In 1973 Studio la Città held a group show called Iononrappresentonullaiodipingo – exhibiting works by Carlo Battaglia together with others by Rodolfo Aricò, Giorgio Griffa, and Claudio Verna – which was one of the first exhibitions of so-called Analytical Painting. It was curated by Maurizio Fagiolo dell’Arco who today, after forty-two years, looks back at that period, one that is now undergoing a genuine critical and financial rediscovery, by exhibiting a series of works by artists from the time.
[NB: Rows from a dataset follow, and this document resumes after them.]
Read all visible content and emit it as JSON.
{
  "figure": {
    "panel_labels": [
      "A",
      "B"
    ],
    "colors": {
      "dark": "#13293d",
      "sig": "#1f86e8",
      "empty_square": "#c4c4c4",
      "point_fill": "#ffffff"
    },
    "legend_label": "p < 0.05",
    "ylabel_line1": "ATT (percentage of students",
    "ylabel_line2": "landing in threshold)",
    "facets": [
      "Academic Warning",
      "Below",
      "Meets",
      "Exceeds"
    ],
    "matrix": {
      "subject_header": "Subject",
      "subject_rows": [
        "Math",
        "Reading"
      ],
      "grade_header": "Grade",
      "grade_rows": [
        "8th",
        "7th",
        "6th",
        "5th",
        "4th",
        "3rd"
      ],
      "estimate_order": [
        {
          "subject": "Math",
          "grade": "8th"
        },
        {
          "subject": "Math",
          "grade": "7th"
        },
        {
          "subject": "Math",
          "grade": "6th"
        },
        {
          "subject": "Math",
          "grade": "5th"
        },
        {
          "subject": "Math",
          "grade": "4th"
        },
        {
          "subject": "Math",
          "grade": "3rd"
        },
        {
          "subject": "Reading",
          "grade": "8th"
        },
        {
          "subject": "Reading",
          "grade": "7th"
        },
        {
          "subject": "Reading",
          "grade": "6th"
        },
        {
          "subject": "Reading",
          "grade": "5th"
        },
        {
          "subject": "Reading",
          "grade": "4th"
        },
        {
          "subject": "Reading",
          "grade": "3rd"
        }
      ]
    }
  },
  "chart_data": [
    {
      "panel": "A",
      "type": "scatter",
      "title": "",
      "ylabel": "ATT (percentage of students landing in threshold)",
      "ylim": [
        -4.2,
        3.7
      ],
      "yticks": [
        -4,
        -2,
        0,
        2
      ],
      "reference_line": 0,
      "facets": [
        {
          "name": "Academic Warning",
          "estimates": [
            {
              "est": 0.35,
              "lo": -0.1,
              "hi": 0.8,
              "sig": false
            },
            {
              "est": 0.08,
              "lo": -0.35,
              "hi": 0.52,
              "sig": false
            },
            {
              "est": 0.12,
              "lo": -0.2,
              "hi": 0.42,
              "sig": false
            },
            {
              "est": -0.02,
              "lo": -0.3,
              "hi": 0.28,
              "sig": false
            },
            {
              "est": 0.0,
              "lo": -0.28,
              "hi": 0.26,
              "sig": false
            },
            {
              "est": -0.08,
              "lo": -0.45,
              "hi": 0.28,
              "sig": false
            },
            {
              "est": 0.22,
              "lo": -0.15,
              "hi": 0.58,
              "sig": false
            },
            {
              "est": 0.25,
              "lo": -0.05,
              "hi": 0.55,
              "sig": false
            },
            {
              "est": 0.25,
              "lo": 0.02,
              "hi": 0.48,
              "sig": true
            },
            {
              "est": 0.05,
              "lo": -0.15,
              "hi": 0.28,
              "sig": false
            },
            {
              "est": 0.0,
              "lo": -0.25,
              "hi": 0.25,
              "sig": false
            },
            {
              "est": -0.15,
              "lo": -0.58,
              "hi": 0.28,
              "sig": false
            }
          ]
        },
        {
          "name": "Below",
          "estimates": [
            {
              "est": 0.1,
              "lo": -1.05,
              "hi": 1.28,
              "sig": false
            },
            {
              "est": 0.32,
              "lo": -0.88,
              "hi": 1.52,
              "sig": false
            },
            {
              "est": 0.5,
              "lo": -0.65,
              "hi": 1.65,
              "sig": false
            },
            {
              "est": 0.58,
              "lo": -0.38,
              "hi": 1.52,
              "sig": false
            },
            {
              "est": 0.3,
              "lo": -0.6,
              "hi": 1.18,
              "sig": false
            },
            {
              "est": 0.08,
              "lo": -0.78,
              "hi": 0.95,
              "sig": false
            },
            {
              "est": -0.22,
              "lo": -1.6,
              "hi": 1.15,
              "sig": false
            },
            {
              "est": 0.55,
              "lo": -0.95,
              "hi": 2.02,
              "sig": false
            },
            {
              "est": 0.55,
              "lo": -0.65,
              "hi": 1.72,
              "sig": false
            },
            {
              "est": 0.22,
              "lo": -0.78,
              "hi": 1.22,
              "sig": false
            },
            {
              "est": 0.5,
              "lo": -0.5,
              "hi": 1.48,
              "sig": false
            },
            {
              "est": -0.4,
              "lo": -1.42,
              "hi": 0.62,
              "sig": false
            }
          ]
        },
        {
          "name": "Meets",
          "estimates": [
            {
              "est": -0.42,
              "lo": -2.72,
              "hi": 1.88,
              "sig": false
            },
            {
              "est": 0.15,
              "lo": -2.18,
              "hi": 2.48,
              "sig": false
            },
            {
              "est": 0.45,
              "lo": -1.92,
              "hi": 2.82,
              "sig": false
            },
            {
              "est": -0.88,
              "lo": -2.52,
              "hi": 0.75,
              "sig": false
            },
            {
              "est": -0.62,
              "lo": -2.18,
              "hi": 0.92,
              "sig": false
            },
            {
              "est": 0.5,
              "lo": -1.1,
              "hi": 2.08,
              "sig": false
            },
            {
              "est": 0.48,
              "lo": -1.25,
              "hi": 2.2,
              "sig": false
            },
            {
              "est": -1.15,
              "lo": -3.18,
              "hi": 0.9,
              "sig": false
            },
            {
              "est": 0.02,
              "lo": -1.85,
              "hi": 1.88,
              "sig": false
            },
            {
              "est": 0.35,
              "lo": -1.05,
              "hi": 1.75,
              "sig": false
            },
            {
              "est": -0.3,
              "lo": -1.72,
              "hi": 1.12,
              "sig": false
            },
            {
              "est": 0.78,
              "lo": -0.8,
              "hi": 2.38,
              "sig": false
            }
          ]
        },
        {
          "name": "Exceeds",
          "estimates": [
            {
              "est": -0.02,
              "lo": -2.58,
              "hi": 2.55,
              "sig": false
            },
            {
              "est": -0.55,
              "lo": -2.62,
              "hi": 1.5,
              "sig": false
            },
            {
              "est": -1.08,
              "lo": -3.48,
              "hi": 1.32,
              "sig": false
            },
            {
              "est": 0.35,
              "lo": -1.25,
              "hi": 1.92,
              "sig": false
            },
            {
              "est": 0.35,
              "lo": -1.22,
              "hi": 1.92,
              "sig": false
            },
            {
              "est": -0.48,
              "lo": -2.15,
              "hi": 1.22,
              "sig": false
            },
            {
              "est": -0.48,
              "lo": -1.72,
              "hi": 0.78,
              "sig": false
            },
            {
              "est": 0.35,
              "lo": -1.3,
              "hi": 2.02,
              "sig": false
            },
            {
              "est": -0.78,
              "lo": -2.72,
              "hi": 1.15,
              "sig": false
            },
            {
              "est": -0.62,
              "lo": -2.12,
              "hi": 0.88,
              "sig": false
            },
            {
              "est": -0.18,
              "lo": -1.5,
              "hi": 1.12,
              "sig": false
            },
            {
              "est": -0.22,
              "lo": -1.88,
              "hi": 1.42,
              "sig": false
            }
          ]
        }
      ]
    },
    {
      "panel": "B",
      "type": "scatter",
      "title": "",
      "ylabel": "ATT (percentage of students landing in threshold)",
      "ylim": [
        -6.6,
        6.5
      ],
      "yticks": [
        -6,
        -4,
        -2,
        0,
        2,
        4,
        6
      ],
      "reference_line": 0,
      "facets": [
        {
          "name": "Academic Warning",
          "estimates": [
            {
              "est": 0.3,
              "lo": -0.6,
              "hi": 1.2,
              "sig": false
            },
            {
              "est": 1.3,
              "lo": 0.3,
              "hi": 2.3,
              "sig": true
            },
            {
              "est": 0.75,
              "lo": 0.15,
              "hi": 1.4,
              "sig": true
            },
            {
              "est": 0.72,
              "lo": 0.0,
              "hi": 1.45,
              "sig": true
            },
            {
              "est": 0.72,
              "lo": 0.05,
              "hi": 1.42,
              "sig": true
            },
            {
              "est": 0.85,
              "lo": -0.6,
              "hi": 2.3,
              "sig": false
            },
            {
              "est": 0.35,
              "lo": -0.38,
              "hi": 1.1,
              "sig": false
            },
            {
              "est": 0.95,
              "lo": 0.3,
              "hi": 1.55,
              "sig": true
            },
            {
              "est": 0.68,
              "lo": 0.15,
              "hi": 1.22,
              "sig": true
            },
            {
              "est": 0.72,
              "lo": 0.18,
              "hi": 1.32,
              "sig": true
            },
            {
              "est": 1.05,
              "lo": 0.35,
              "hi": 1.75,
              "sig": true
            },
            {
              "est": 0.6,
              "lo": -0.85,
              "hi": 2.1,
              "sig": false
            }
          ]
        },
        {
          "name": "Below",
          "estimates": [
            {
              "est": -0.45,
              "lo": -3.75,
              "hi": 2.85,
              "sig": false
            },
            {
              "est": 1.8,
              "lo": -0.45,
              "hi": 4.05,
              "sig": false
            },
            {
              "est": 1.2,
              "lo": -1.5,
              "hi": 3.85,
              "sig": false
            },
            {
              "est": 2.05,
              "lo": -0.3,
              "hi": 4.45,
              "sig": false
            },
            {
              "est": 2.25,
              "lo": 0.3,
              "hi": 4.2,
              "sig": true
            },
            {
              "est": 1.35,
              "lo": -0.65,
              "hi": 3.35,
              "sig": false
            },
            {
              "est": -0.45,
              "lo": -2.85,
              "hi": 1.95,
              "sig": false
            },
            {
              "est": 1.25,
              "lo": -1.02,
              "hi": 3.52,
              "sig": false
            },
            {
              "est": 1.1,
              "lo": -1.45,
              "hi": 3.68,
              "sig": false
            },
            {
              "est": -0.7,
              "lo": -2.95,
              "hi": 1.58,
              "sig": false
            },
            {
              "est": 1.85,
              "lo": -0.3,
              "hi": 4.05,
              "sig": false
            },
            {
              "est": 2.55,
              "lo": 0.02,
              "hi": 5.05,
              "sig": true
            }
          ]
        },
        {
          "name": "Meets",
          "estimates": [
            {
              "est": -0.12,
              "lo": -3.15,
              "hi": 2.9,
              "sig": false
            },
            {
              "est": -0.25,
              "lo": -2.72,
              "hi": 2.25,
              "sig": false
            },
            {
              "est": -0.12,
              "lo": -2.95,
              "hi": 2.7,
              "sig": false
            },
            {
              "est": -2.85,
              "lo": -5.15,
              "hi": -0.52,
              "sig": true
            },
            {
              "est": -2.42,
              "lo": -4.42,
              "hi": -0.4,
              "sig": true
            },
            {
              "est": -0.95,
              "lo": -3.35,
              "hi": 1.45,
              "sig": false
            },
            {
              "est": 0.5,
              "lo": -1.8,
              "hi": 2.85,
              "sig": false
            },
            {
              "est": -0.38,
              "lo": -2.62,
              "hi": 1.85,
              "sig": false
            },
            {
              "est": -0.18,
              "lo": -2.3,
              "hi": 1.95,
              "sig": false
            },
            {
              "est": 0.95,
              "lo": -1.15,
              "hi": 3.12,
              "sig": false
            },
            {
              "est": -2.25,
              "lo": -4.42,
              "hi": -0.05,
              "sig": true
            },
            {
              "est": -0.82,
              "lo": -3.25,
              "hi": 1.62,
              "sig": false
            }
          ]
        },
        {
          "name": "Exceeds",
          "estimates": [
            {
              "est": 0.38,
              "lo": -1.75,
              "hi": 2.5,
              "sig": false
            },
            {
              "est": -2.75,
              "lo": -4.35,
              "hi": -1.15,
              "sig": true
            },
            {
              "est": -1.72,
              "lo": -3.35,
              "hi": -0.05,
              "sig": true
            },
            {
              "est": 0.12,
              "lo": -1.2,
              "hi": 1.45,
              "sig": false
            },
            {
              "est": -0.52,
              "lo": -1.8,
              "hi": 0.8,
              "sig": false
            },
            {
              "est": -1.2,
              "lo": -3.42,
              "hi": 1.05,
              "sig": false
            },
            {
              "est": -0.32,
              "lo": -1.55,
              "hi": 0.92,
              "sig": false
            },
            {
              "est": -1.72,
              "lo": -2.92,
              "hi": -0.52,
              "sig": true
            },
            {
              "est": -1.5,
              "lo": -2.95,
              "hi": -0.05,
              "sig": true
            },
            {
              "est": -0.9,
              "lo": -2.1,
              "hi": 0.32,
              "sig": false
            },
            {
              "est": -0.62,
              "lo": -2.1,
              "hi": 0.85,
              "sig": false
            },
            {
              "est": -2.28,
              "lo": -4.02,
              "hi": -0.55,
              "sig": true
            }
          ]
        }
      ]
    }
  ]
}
This is a confirmation of a choice made then that can now be proposed once more with the double aim of verifying the historical validity it had then, and the present value of an artistic trend that has still to be evaluated in all its critical and historical aspects.

But it is Mare, The Sea, that completes this moment for reinvestigation that Studio la Città is proposing to the public: in fact Mare is a series of works by Carlo Battaglia that actually deals with this theme of reinvestigation. It is an anthological selection of works representing the whole of his activity from the early 1960s – which are linked to Iononrappresentonullaiodipingo, of which Battaglia was a protagonist – to the early 2000s and the death of the artist in 2005. The theme of the sea is constantly to be found in Battaglia’s work (he was born in La Maddelena, by the sea, where he was to return in his final years), even when his sophisticated canvases were indicated as the quintessence of Analytical Painting: today, all types of conceptualism and critical ideologies have been abandoned, but what we see here is a dogged and almost obsessive relationship between the artist’s self and the painting which uses as a pretext – though one that is deeply felt – an element that is always the same and always iridescent: the sea. He analyses it in every possible mutation, in all conditions, and from every point of view. And from the whole itinerary there not only results the coherence of the painter, but also the coherence of painting itself, of which Battaglia was one of the most knowing and meticulous exponents.
Today the figure of Carlo Battaglia is the object of a careful examination by a group of galleries and a pool of attentive collectors, and this show is an important – and strategically thought out – step long the “journey of rediscovery” of one of the most significant Italian artists of the analytical period, as well as being a research into painting tout court, quite apart from trends and labels.

The exhibition has been organised in collaboration with the Fondazione Carlo Battaglia in Rome; it is curated by Marco Meneguzzo, the editor of the artist’s catalogue raisonné, and is dedicated to Carla Panicali, wife of the artist and great friend of Hélène de Franchis.